Poverty and Substance Abuse

​In this short discussion, we shall try and form an understanding of the relationship between poverty and substance abuse.

As the general trend suggests, why is it that substance abuse takes such prevalent extreme forms in the economically poor sections? Why is the seductive power of alcohol magnified for them? I believe, the roots of this phenomenon lie in the structure of authority in a poor family, in the context of the society around which we shall discuss in a while. Also, the nature of substances involved (contingent upon the low inputs invested in order to keep the prices low) are untreated and add to the range of effects they cause.

The structure of authority in a poor family is much more vivid and visible because of the concrete form it takes. The relations of patriarchy are unregulated by any external intervention, and the opportunities for emancipation in form of education, or employment, are also absent. This contributes to a stagnant social order where the only possible movement for the relations is an increment in the magnitude or strength.

The existing governmental regulations of substance abuse are generalised and try a blanket policy measure for a variety of substance abuse problems contingent upon the nature of population involved. This leads to a very different impacts experienced by the various sections. A case in study would be the ‘ban policy’ taken for alcohol. The impact of the policy falls first and in its most aggravated form on the poor sections.

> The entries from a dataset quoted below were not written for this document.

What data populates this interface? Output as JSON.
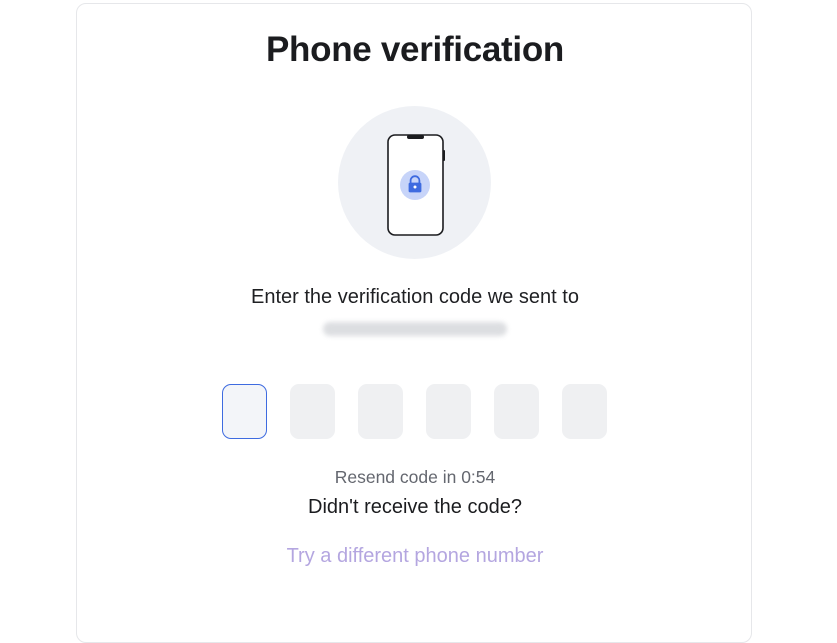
{
  "page": {
    "title": "Phone verification",
    "prompt": "Enter the verification code we sent to",
    "masked_phone_icon": "blurred-phone-number",
    "code": {
      "length": 6,
      "values": [
        "",
        "",
        "",
        "",
        "",
        ""
      ]
    },
    "resend_text": "Resend code in 0:54",
    "didnt_receive": "Didn't receive the code?",
    "try_different": "Try a different phone number"
  },
  "illustration": {
    "icon": "phone-lock-icon"
  },
  "colors": {
    "accent": "#3e6be0",
    "link": "#b4a6e0",
    "input_bg": "#eff0f2",
    "illustration_bg": "#eff1f5",
    "lock_badge": "#c7d4f9"
  }
}
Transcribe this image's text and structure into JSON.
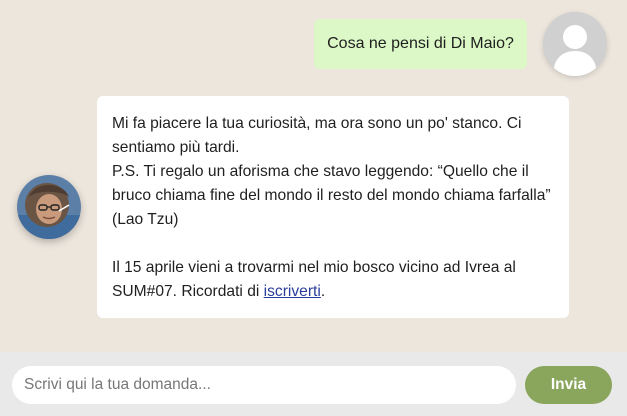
{
  "conversation": {
    "user_message": "Cosa ne pensi di Di Maio?",
    "bot_reply": {
      "line1": "Mi fa piacere la tua curiosità, ma ora sono un po' stanco. Ci sentiamo più tardi.",
      "line2": "P.S. Ti regalo un aforisma che stavo leggendo: “Quello che il bruco chiama fine del mondo il resto del mondo chiama farfalla” (Lao Tzu)",
      "line3_prefix": "Il 15 aprile vieni a trovarmi nel mio bosco vicino ad Ivrea al SUM#07. Ricordati di ",
      "link_text": "iscriverti",
      "line3_suffix": "."
    }
  },
  "avatars": {
    "user_icon": "default-user-silhouette-icon",
    "bot_icon": "person-photo-avatar"
  },
  "composer": {
    "placeholder": "Scrivi qui la tua domanda...",
    "send_label": "Invia"
  },
  "colors": {
    "background": "#ede6dd",
    "user_bubble": "#dcf8c6",
    "bot_bubble": "#ffffff",
    "send_button": "#8aa65d",
    "link": "#2a3d9a"
  }
}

The reason behind this is a dearth of alternative for people with chronic dependency. Also, the unregulated illegal alcohol consumption increases in these sections, hence exposing them to the risks involved.

The effect of substance abuse in poor sections of the society is bi-directional in the sense that it becomes both a symptom and a cause. It ends up inducing younger generations while incapacitating the current generation. Thus forming a vicious circle of trap with no exit.

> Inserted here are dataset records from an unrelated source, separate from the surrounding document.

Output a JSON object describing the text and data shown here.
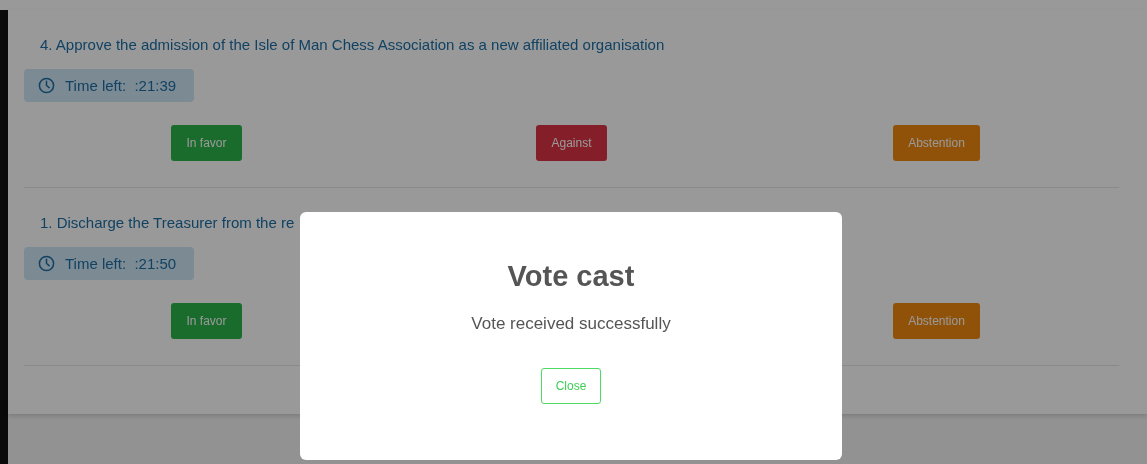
{
  "questions": [
    {
      "title": "4. Approve the admission of the Isle of Man Chess Association as a new affiliated organisation",
      "timer": "Time left:  :21:39",
      "buttons": [
        {
          "label": "In favor",
          "kind": "favor"
        },
        {
          "label": "Against",
          "kind": "against"
        },
        {
          "label": "Abstention",
          "kind": "abstain"
        }
      ]
    },
    {
      "title": "1. Discharge the Treasurer from the re",
      "timer": "Time left:  :21:50",
      "buttons": [
        {
          "label": "In favor",
          "kind": "favor"
        },
        {
          "label": "Abstention",
          "kind": "abstain"
        }
      ]
    }
  ],
  "modal": {
    "title": "Vote cast",
    "message": "Vote received successfully",
    "button": "Close"
  }
}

Coming​ to the specific situation of India, as a country which is classified as both young and poor, substance abuse becomes a great hurdle not just for the individuals, but also for the country as a whole. The immense potential of human capital remains untapped. Hence, dealing with the issue becomes pertinent for India.

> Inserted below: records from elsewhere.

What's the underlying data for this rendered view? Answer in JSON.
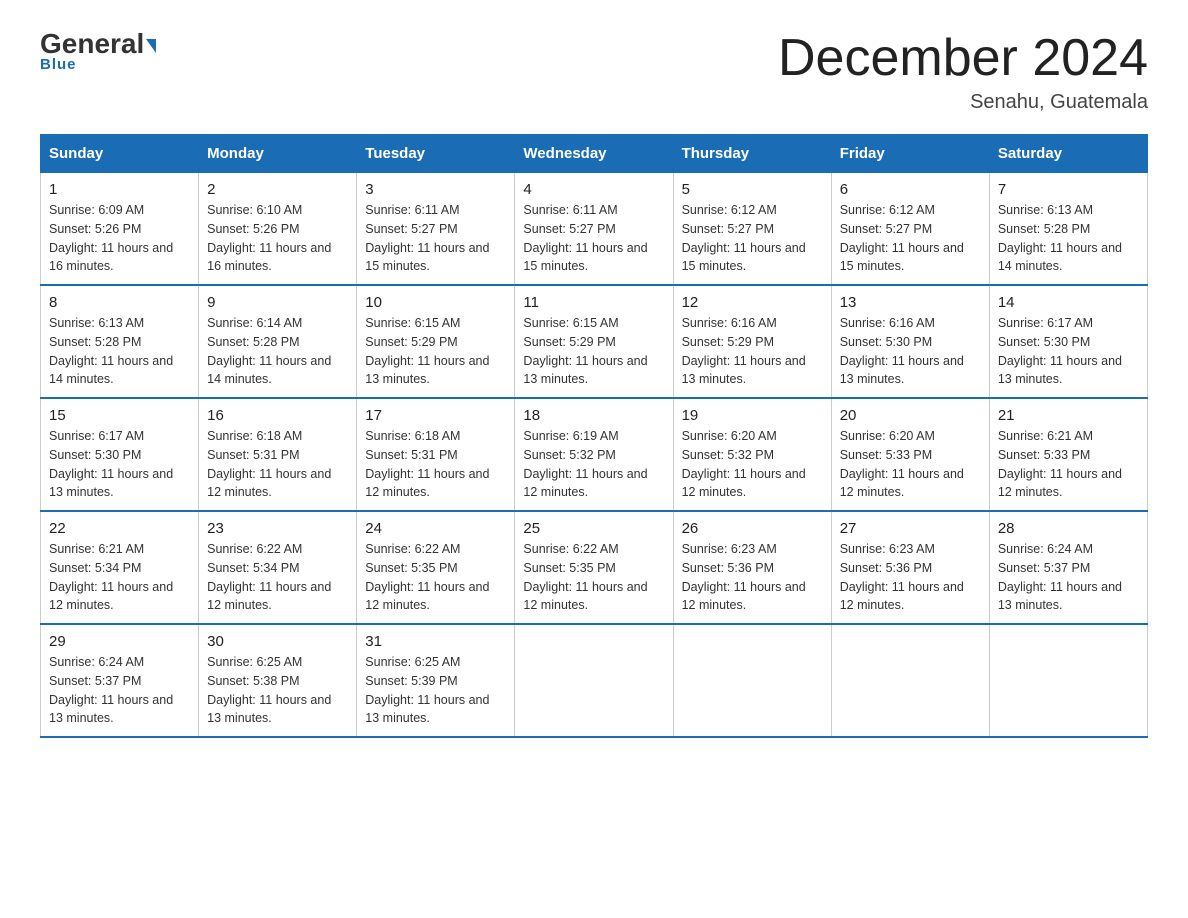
{
  "header": {
    "logo_general": "General",
    "logo_blue": "Blue",
    "month_title": "December 2024",
    "location": "Senahu, Guatemala"
  },
  "days_of_week": [
    "Sunday",
    "Monday",
    "Tuesday",
    "Wednesday",
    "Thursday",
    "Friday",
    "Saturday"
  ],
  "weeks": [
    [
      {
        "day": "1",
        "sunrise": "6:09 AM",
        "sunset": "5:26 PM",
        "daylight": "11 hours and 16 minutes."
      },
      {
        "day": "2",
        "sunrise": "6:10 AM",
        "sunset": "5:26 PM",
        "daylight": "11 hours and 16 minutes."
      },
      {
        "day": "3",
        "sunrise": "6:11 AM",
        "sunset": "5:27 PM",
        "daylight": "11 hours and 15 minutes."
      },
      {
        "day": "4",
        "sunrise": "6:11 AM",
        "sunset": "5:27 PM",
        "daylight": "11 hours and 15 minutes."
      },
      {
        "day": "5",
        "sunrise": "6:12 AM",
        "sunset": "5:27 PM",
        "daylight": "11 hours and 15 minutes."
      },
      {
        "day": "6",
        "sunrise": "6:12 AM",
        "sunset": "5:27 PM",
        "daylight": "11 hours and 15 minutes."
      },
      {
        "day": "7",
        "sunrise": "6:13 AM",
        "sunset": "5:28 PM",
        "daylight": "11 hours and 14 minutes."
      }
    ],
    [
      {
        "day": "8",
        "sunrise": "6:13 AM",
        "sunset": "5:28 PM",
        "daylight": "11 hours and 14 minutes."
      },
      {
        "day": "9",
        "sunrise": "6:14 AM",
        "sunset": "5:28 PM",
        "daylight": "11 hours and 14 minutes."
      },
      {
        "day": "10",
        "sunrise": "6:15 AM",
        "sunset": "5:29 PM",
        "daylight": "11 hours and 13 minutes."
      },
      {
        "day": "11",
        "sunrise": "6:15 AM",
        "sunset": "5:29 PM",
        "daylight": "11 hours and 13 minutes."
      },
      {
        "day": "12",
        "sunrise": "6:16 AM",
        "sunset": "5:29 PM",
        "daylight": "11 hours and 13 minutes."
      },
      {
        "day": "13",
        "sunrise": "6:16 AM",
        "sunset": "5:30 PM",
        "daylight": "11 hours and 13 minutes."
      },
      {
        "day": "14",
        "sunrise": "6:17 AM",
        "sunset": "5:30 PM",
        "daylight": "11 hours and 13 minutes."
      }
    ],
    [
      {
        "day": "15",
        "sunrise": "6:17 AM",
        "sunset": "5:30 PM",
        "daylight": "11 hours and 13 minutes."
      },
      {
        "day": "16",
        "sunrise": "6:18 AM",
        "sunset": "5:31 PM",
        "daylight": "11 hours and 12 minutes."
      },
      {
        "day": "17",
        "sunrise": "6:18 AM",
        "sunset": "5:31 PM",
        "daylight": "11 hours and 12 minutes."
      },
      {
        "day": "18",
        "sunrise": "6:19 AM",
        "sunset": "5:32 PM",
        "daylight": "11 hours and 12 minutes."
      },
      {
        "day": "19",
        "sunrise": "6:20 AM",
        "sunset": "5:32 PM",
        "daylight": "11 hours and 12 minutes."
      },
      {
        "day": "20",
        "sunrise": "6:20 AM",
        "sunset": "5:33 PM",
        "daylight": "11 hours and 12 minutes."
      },
      {
        "day": "21",
        "sunrise": "6:21 AM",
        "sunset": "5:33 PM",
        "daylight": "11 hours and 12 minutes."
      }
    ],
    [
      {
        "day": "22",
        "sunrise": "6:21 AM",
        "sunset": "5:34 PM",
        "daylight": "11 hours and 12 minutes."
      },
      {
        "day": "23",
        "sunrise": "6:22 AM",
        "sunset": "5:34 PM",
        "daylight": "11 hours and 12 minutes."
      },
      {
        "day": "24",
        "sunrise": "6:22 AM",
        "sunset": "5:35 PM",
        "daylight": "11 hours and 12 minutes."
      },
      {
        "day": "25",
        "sunrise": "6:22 AM",
        "sunset": "5:35 PM",
        "daylight": "11 hours and 12 minutes."
      },
      {
        "day": "26",
        "sunrise": "6:23 AM",
        "sunset": "5:36 PM",
        "daylight": "11 hours and 12 minutes."
      },
      {
        "day": "27",
        "sunrise": "6:23 AM",
        "sunset": "5:36 PM",
        "daylight": "11 hours and 12 minutes."
      },
      {
        "day": "28",
        "sunrise": "6:24 AM",
        "sunset": "5:37 PM",
        "daylight": "11 hours and 13 minutes."
      }
    ],
    [
      {
        "day": "29",
        "sunrise": "6:24 AM",
        "sunset": "5:37 PM",
        "daylight": "11 hours and 13 minutes."
      },
      {
        "day": "30",
        "sunrise": "6:25 AM",
        "sunset": "5:38 PM",
        "daylight": "11 hours and 13 minutes."
      },
      {
        "day": "31",
        "sunrise": "6:25 AM",
        "sunset": "5:39 PM",
        "daylight": "11 hours and 13 minutes."
      },
      null,
      null,
      null,
      null
    ]
  ]
}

As for the steps that need to be taken, the focus of policy needs to shift from regulating the supply to discouraging the demand. This can be done by injecting job opportunities, and conducting sensitisation campaigns. As evident from our discussion, relations of patriarchy begin translating into further magnifying the impact of substance abuse in the poor sections of the society. Hence, it demands external intervention into the issue by creating opportunities for employment and education for women, alongwith creating incentives for its reception.